Gay joined Harvard’s faculty in 2006 as an expert on democracy and political representation in the Government Department. She became dean of the FAS’s Social Sciences Division in 2015. She then moved into the role of dean of Harvard’s Faculty of Arts and Sciences in 2018.

“When I imagine Harvard in the years ahead, I see a university that is even more connected to the world through our scholarship,” Gay said at an event announcing her selection as president in December 2022. “The idea of the ivory tower — that is the past, not the future, of academia. We don’t exist outside of society, but as part of it.”

Affirmative Action Response

Gay’s first official day as president came just days after the Supreme Court decision to strike down affirmative action in college admissions. In a video message in response to the Supreme Court ruling, Gay stressed that Harvard would continue its efforts to prioritize diversity.

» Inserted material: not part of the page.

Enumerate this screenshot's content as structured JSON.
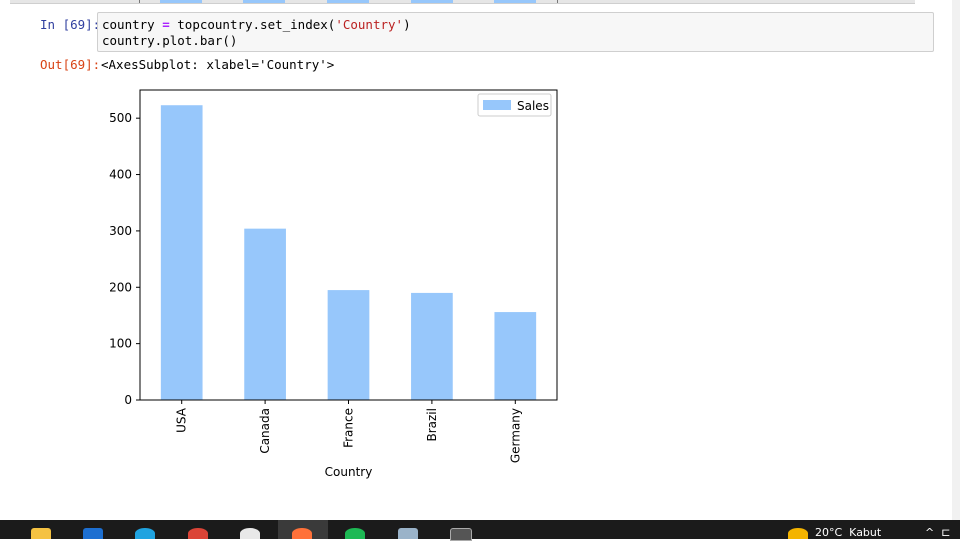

“The Supreme Court’s decision on college and university admissions will change how we pursue the educational benefits of diversity,” she said. “But our commitment to that work remains steadfast, is essential to who we are, and the mission that we are here to advance.”

Following the Supreme Court ruling on affirmative action, a lawsuit was filed by three minority advocacy groups against Harvard University’s governing body.

The suit accuses Harvard of discrimination over its legacy admissions process — claiming that the university gives preferential treatment to children of wealthy donors and alumni. The suit details that students who receive this preferential treatment are “overwhelmingly White” and represent as much as 15% of admitted students.

“This preferential treatment has nothing to do with an applicant’s merit. Instead, it is an unfair and unearned benefit that is conferred solely based on the family that the applicant is born into,” Lawyers for Civil Rights said in a news release. “This custom, pattern, and practice is exclusionary and discriminatory. It severely disadvantages and harms applicants of color.”

The lawsuit was filed by the Lawyers for Civil Rights group on behalf of the Chica Project, the African Community Economic Development of New England, and the Greater Boston Latino Network. The suit is citing the recent Supreme Court ruling on affirmative action to support its discrimination claims.